めっちゃ不安だよ(笑)。でも、何とかするしかないでしょ(笑)。できるだけのケアはもちろん準備するし。3日目を気にして2日目を抑えるとか、そういう計算もしたくないしね。こういう日程、こういう気持ちなんだという事を踏まえて、みなさん遊びに来てくださいと。こういうライブの形式やストーリーを感じてもらって、自分の何かと照らし合わせてもらえたらと思うよ。もちろん、ちゃんとライブはやるけれど、“やらかそうぜ、楽しもうぜ”っていうことですから。人生を楽しもう。仕事も何もかも楽しんでやれるほうがいいにきまってる。こうじゃなきゃダメ、これが正解だっていうジャッジが多いけれど、“いいじゃん”っていう。時代がそういうところに向いているような気もしているし。楽しむために頑張るんじゃなくて、今頑張っていることを楽しむ、そのことを楽しむ、っていうやり方がいいなって思うんだよ。そういう話を同世代や下の世代の奴らとするけれど、“楽しんでる?”っていうのが最近のキーワードなんだよ。東京マラソンのランナーの応援ソングを書くことになって、いろんな方々のメッセージを読ませてもらう機会があったんだけど。ゴールをすることは苦しいけれど、みなさん、その過程を楽しんでる。ただ42.195キロを走るだけだと苦しいだけだけれど、そこにみんなそれぞれのエピソードがあって、走ること、ゴールにたどり着くことを楽しんでいるんだよね。それは人生にも言えることで。同じ事をやるにしても、楽しんでやっているのか、その先の楽しみのために今苦しんでいるのか。そういうことが全てに表現できたらいいなって思うんだ。3日間、喉が心配ですよって心配してたら力入るでしょ。なるようにしかならないしね、楽しんでいきますよ。3日目、声が出なかったら、 “ごめんね、3日目なんで” って(笑)。ケアはしますけれど、それぐらい肩の力を抜いたところで楽しめる生き方を表現できたらいいかな。
――めったにない試みなので、お客さんも貴重な体験ができそうですね。
今までこういうふうに考えてやったことがなかったから、自分でもどういう結果になるのかワクワクしてるよ。初挑戦なので、足を運んでもらって、一緒にスタートしましょう。

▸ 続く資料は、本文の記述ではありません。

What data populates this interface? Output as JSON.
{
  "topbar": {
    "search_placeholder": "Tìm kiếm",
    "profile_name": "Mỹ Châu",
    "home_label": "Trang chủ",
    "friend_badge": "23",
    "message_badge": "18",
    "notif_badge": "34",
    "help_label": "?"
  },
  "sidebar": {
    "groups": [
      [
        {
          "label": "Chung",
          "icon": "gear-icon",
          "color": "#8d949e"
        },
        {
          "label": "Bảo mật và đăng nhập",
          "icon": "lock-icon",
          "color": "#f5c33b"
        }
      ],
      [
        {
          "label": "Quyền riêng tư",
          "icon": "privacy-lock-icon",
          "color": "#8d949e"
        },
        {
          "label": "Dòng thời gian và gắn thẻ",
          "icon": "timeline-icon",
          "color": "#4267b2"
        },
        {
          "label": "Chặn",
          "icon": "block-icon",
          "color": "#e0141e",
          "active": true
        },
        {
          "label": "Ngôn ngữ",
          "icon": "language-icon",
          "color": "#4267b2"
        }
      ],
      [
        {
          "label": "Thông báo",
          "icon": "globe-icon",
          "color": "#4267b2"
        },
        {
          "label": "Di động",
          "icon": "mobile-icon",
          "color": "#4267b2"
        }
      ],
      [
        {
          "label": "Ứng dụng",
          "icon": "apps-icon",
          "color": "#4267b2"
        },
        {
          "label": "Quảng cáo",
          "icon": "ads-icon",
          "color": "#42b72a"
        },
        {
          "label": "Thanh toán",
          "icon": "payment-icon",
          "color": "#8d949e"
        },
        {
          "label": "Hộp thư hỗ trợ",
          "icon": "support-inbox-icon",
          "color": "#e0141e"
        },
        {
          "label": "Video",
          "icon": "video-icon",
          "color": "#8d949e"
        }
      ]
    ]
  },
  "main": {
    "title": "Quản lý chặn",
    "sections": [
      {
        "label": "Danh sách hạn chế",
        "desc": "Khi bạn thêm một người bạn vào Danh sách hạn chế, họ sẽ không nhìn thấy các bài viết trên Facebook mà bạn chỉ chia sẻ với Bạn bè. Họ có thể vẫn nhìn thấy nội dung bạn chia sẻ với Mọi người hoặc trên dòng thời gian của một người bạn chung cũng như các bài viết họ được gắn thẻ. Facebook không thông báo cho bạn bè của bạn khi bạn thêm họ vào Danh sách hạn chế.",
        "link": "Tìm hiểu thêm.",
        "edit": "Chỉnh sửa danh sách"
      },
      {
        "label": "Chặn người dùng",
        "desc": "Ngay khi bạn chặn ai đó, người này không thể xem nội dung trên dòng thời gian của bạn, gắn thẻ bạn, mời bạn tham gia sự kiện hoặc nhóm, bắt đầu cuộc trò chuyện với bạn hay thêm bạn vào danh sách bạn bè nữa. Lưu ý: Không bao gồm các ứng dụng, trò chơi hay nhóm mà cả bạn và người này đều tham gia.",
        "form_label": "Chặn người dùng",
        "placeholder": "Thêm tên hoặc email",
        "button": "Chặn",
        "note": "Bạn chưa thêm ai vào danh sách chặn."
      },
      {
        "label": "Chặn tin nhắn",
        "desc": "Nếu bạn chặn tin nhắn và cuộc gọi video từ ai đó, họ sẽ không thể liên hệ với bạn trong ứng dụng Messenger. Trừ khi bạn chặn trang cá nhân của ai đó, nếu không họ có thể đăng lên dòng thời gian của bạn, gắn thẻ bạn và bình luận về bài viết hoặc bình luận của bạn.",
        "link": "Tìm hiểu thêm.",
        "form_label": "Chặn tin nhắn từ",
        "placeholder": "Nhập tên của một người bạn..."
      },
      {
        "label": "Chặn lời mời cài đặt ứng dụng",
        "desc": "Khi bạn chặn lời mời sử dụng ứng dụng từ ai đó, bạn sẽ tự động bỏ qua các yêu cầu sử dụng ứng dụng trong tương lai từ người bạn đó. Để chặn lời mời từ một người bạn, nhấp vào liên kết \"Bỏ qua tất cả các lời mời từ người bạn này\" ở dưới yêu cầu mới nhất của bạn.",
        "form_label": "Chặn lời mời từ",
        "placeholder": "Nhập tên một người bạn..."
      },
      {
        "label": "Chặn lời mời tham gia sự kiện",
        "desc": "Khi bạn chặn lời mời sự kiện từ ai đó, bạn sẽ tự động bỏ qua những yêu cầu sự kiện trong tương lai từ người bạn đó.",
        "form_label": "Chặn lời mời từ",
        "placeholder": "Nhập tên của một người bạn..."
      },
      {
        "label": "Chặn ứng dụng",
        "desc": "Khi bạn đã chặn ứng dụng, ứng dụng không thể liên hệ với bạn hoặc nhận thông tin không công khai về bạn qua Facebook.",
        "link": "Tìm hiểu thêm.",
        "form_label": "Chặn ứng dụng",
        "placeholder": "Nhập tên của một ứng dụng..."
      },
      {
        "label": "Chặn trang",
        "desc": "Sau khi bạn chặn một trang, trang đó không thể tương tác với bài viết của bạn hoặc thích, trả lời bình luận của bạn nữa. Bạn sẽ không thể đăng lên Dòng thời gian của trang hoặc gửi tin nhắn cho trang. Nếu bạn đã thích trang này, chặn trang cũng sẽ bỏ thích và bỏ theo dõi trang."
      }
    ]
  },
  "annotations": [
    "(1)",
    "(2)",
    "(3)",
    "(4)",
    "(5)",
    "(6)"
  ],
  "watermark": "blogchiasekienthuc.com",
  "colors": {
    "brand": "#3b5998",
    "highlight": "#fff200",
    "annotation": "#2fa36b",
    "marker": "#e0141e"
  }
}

――3日間のマラソンですね。最終日にはいいゴールが待っていそうな?
そうだね、面白いこと言うよね(笑)。マラソンだって100人いれば100人の理由、その人なりの理由があって、それを遂げられれば走った意味があるわけだからさ。そういうようなゴールを作れたらいいなと思うよ。
――森友さん自身のキャリアの中でも有意義なライブになりそうですね。
起承転結の、節目みたいな、変わり目の始まりみたいな気がしてる。楽しみにしてほしいなと。
――何事も楽しみながらやるというのは、今後もキーワードになりそうですね。
音楽だけじゃなく、全部にそう思っているんだよ。常に選ばないといけないでしょ、どうしようかって。そういう時に一つ一つの考え方が自分のどこにあるか、どこに行くか、どう楽しむか、その楽しみ方なんだよね。旅がしたいというと、まず3日間ぐらい休みを取らなきゃって思ちゃうけど、旅なんて一時間でできちゃう。例えば、帰り道、いつもと違う駅で降りて、歩きながら何かとぶつかる、何かが起きる。知らない店で誰かと仲良くなったり、知らない人とお酒を飲んだり、いろんなドラマが生まれる。それが旅なんだよね。どこに行くかじゃなくて、どう過ごすかだから。何かのために今があるんじゃなくて、今やっていることを楽しみたいなと。
――3日間のライブが終わった後の変化が楽しみです。
初挑戦なので、自分でもどういう結果になるか楽しみなんだ。新しい自分、まだ見ぬ自分に出会えるようで、ひとつの節目になるような3日間になるような気がしてる。とはいえ、どの夜もみんなと一緒に楽しめれば、それが何より最高。軽い気持で遊びに来てください。みんな、待ってるよ(笑)。